The National Rifle Association has expressed many concerns about gun regulation laws, but the latest opposition comes from an unexpected source: the American Civil Liberties Union.

The American Civil Liberties Union said a gun bill proposed by Senate Majority Leader Harry Reid (D-Nev.) on March 22 mandating background checks could infringe on Americans' civil liberties and privacy rights.

S 649 would mandate a universal background check for all gun sales, but the records maintained in background checks for private sales could be retained, which the ACLU says would be a violation of privacy rights.

The ACLU does not oppose Reid's bill as a whole; the group just has "significant concerns" about the language of the bill, said Chris Calabrese, a privacy lobbyist with the ACLU.

The first concern is the bill treats records for unlicensed gun sales differently than purchases made through unlicensed sellers.

Calabrese said when approved sellers use the National Instant Criminal Background Check System, they destroy most of the obtained records within 24 hours, and all the records must be destroyed within 90 days.
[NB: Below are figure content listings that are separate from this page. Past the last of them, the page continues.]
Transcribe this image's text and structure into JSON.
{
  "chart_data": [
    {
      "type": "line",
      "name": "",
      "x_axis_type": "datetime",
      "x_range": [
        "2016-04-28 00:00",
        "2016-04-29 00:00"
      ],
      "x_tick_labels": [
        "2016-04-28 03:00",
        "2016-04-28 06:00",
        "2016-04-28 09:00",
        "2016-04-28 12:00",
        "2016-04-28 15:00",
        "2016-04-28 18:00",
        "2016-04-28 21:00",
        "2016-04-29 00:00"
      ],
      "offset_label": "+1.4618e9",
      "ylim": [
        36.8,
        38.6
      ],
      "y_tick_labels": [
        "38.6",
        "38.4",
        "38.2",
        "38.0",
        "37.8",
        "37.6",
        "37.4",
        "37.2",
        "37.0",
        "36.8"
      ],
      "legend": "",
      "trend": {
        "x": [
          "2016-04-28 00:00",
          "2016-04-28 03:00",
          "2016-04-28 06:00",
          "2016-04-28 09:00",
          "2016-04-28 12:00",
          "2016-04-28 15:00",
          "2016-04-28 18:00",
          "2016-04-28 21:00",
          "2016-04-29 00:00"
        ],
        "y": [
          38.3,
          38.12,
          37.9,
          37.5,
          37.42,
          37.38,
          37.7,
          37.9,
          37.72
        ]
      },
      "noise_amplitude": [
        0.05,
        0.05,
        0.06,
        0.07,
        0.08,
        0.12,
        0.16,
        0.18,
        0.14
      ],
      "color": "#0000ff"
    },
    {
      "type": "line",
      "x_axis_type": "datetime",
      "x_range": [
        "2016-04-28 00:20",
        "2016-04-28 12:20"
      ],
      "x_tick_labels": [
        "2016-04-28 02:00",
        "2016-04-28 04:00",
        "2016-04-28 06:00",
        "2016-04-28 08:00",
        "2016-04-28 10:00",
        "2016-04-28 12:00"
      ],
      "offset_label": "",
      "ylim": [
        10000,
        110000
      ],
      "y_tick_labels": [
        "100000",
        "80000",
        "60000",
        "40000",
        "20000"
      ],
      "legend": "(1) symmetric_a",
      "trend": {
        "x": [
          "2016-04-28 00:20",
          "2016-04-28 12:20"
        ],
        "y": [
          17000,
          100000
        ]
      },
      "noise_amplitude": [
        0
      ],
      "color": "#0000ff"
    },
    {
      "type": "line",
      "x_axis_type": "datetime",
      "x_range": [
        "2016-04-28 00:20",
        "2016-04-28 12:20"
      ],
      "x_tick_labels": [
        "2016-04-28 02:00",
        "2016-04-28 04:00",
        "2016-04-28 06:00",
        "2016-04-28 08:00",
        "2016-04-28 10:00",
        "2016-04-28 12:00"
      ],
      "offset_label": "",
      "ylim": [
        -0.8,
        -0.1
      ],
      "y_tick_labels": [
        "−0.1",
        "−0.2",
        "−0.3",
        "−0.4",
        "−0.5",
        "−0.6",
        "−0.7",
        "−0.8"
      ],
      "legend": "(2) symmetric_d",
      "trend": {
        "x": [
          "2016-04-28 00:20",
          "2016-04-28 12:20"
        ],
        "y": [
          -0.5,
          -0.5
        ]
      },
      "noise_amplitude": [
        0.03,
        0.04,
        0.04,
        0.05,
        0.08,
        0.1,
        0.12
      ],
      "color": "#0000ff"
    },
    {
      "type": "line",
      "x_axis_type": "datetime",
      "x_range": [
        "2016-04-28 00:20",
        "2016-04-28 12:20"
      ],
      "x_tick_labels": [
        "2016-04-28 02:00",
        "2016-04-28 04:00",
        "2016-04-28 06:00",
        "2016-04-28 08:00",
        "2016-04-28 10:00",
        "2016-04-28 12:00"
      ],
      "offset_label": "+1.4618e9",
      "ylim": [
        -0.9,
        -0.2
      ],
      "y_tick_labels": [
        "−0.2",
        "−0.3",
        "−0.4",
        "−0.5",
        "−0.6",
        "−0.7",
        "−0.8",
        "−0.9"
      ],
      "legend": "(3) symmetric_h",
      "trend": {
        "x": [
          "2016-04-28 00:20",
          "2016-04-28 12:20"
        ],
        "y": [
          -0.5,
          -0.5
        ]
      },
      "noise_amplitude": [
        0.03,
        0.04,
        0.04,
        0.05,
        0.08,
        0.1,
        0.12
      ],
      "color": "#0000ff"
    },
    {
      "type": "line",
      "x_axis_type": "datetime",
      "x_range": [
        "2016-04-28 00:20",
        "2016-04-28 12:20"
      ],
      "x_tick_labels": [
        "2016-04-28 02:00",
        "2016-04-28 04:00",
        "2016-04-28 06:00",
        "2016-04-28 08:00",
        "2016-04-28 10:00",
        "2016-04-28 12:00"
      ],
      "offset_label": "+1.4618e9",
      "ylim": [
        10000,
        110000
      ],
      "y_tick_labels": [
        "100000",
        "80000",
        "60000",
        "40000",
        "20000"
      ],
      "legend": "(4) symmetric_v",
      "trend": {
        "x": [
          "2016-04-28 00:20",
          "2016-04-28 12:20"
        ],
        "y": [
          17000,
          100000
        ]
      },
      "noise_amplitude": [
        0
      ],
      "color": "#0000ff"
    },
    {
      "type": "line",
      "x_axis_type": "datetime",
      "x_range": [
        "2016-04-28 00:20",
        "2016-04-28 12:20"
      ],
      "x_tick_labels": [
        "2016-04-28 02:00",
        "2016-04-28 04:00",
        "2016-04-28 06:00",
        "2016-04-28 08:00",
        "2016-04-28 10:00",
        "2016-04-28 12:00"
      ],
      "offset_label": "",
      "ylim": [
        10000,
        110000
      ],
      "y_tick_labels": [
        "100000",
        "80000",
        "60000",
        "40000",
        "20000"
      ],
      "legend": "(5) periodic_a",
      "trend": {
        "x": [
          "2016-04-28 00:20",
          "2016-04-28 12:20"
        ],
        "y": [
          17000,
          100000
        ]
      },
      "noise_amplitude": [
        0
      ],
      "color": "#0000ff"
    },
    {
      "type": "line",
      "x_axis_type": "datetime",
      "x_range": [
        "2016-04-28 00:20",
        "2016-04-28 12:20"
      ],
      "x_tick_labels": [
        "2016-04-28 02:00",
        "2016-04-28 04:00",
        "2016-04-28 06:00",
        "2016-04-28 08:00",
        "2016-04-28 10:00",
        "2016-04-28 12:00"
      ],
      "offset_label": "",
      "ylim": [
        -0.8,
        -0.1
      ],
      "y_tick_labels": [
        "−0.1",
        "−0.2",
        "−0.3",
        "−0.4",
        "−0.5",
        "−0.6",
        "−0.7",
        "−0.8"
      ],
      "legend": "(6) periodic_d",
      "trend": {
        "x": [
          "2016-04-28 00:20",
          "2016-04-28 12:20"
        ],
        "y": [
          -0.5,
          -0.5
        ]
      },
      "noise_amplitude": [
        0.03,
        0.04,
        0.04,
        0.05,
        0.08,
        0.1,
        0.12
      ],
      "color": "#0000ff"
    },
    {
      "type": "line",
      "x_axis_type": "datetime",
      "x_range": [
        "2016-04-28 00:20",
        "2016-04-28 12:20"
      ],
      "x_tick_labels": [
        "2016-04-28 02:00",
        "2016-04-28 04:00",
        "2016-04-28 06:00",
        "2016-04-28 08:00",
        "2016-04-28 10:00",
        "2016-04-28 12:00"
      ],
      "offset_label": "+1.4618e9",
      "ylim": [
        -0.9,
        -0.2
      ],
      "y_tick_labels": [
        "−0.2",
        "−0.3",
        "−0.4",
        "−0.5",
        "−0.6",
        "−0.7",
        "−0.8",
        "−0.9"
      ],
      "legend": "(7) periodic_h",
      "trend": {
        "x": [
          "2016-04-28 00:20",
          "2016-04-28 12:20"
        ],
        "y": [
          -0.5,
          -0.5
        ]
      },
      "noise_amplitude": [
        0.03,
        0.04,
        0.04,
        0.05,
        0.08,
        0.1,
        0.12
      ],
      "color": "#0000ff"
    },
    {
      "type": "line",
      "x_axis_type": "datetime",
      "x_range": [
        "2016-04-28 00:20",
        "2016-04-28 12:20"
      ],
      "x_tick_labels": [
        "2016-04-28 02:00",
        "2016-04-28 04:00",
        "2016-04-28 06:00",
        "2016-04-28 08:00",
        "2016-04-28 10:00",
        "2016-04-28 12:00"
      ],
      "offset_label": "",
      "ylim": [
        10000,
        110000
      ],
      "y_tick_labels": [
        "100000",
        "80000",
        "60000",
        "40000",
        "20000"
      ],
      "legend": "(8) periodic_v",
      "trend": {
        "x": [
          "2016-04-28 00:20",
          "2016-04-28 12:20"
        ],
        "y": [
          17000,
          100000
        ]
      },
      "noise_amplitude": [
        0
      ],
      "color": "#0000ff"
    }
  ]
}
Reid's proposal doesn't have any such requirement for universal background checks when it comes to unlicensed gun sales.

"We believe the Reid proposal needs to have those same standards," Calabrese told the Deseret News.

The second concern is this could be the first step toward making a national gun registry, which the ACLU would oppose for privacy reasons.

The White House has denied pursuing a national gun registry, according to the Daily Caller, but Calabrese said that could be an indirect result of the language of the bill.

“[U]nfortunately, we have seen in the past that the creation of these types of records leads sometimes to the creation of government databases and collections of personal information on all of us,” Calabrese told the Daily Caller. “That’s not an inevitable result, but we have seen that happen in the past, certainly.”

The ACLU has no problem with universal background checks as long as the records are taken care of and privacy rights are preserved.

"If you're going to do a background check, it makes sense to do an effective background check," Calabrese said.